The jurors, who received the case last week, started their fifth day of deliberations Wednesday morning mulling evidence about a $20 million finder's fee paid to a company board member and the conglomerate's New York and Florida relocation plans. The panel had requested the material Tuesday.
The finder's fee and the bonuses are related to one of the top charges, grand larceny, against Swartz and Kozlowski.
Frank E. Walsh Jr. convinced his fellow Tyco board members to approve a proposal, championed by Kozlowski, for acquiring a company called CIT. After initially resisting, Kozlowski arranged payment of the $20 million finder's fee demanded by Walsh, testimony showed.
The board later demanded that Walsh return the money. He refused.
He later was prosecuted, and that investigation led to the trial of Kozlowski and Swartz.
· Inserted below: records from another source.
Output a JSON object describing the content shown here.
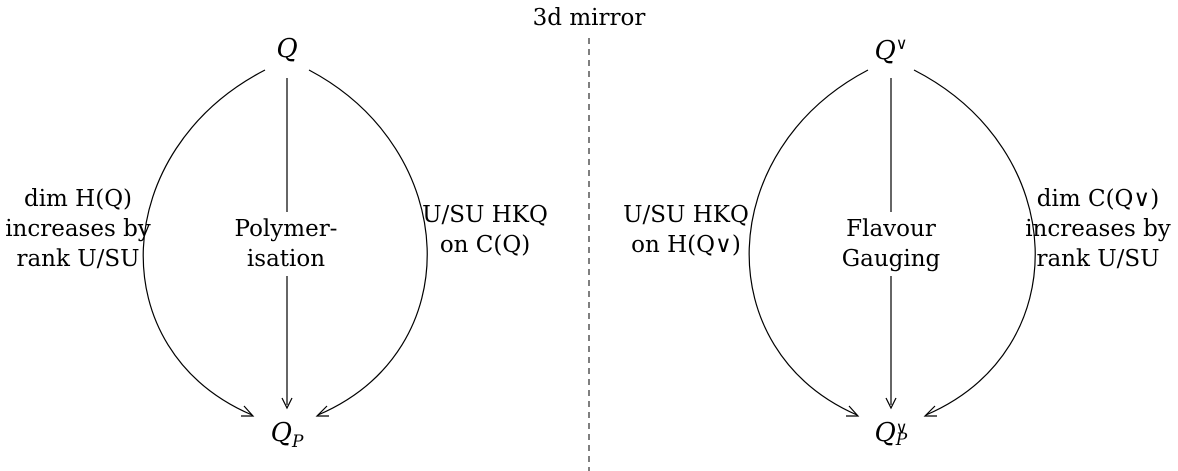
{
  "title": "3d mirror",
  "left": {
    "top_node": "Q",
    "bottom_node_base": "Q",
    "bottom_node_sub": "P",
    "center_line1": "Polymer-",
    "center_line2": "isation",
    "outer_line1": "dim H(Q)",
    "outer_line2": "increases by",
    "outer_line3": "rank U/SU",
    "inner_line1": "U/SU HKQ",
    "inner_line2": "on C(Q)"
  },
  "right": {
    "top_node_base": "Q",
    "top_node_sup": "∨",
    "bottom_node_base": "Q",
    "bottom_node_sup": "∨",
    "bottom_node_sub": "P",
    "center_line1": "Flavour",
    "center_line2": "Gauging",
    "inner_line1": "U/SU HKQ",
    "inner_line2": "on H(Q∨)",
    "outer_line1": "dim C(Q∨)",
    "outer_line2": "increases by",
    "outer_line3": "rank U/SU"
  }
}
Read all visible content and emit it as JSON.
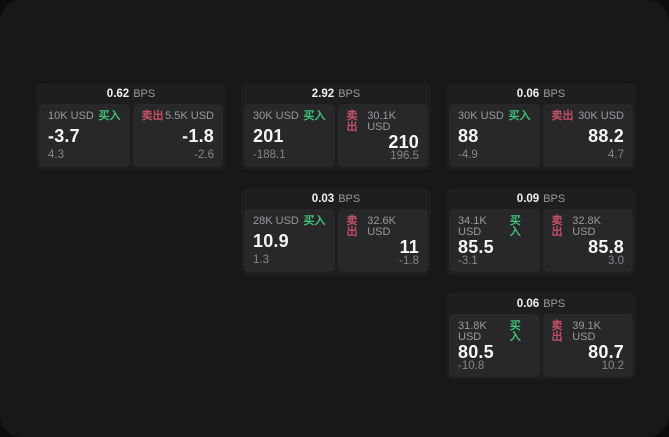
{
  "labels": {
    "bps_unit": "BPS",
    "buy": "买入",
    "sell": "卖出"
  },
  "colors": {
    "buy_green": "#3fc076",
    "sell_red": "#c25064",
    "screen_bg": "#18181a",
    "card_bg": "#1e1e20",
    "panel_bg": "#28282b",
    "price_text": "#f5f5f6",
    "muted_text": "#9a9a9e"
  },
  "cards": [
    {
      "row": 1,
      "col": 1,
      "bps": "0.62",
      "buy": {
        "amount": "10K USD",
        "price": "-3.7",
        "delta": "4.3"
      },
      "sell": {
        "amount": "5.5K USD",
        "price": "-1.8",
        "delta": "-2.6"
      }
    },
    {
      "row": 1,
      "col": 2,
      "bps": "2.92",
      "buy": {
        "amount": "30K USD",
        "price": "201",
        "delta": "-188.1"
      },
      "sell": {
        "amount": "30.1K USD",
        "price": "210",
        "delta": "196.5"
      }
    },
    {
      "row": 1,
      "col": 3,
      "bps": "0.06",
      "buy": {
        "amount": "30K USD",
        "price": "88",
        "delta": "-4.9"
      },
      "sell": {
        "amount": "30K USD",
        "price": "88.2",
        "delta": "4.7"
      }
    },
    {
      "row": 2,
      "col": 2,
      "bps": "0.03",
      "buy": {
        "amount": "28K USD",
        "price": "10.9",
        "delta": "1.3"
      },
      "sell": {
        "amount": "32.6K USD",
        "price": "11",
        "delta": "-1.8"
      }
    },
    {
      "row": 2,
      "col": 3,
      "bps": "0.09",
      "buy": {
        "amount": "34.1K USD",
        "price": "85.5",
        "delta": "-3.1"
      },
      "sell": {
        "amount": "32.8K USD",
        "price": "85.8",
        "delta": "3.0"
      }
    },
    {
      "row": 3,
      "col": 3,
      "bps": "0.06",
      "buy": {
        "amount": "31.8K USD",
        "price": "80.5",
        "delta": "-10.8"
      },
      "sell": {
        "amount": "39.1K USD",
        "price": "80.7",
        "delta": "10.2"
      }
    }
  ]
}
Two lesser counts being reviewed by the jury involved the alleged alteration of the company's New York and Florida relocation plans. Swartz allegedly added benefits to the plans, unbeknownst to the board, that favored both defendants.
Swartz and Kozlowski are charged with 32 counts of grand larceny, falsifying business records and violating state business laws. They each could face up to 30 years in prison if convicted.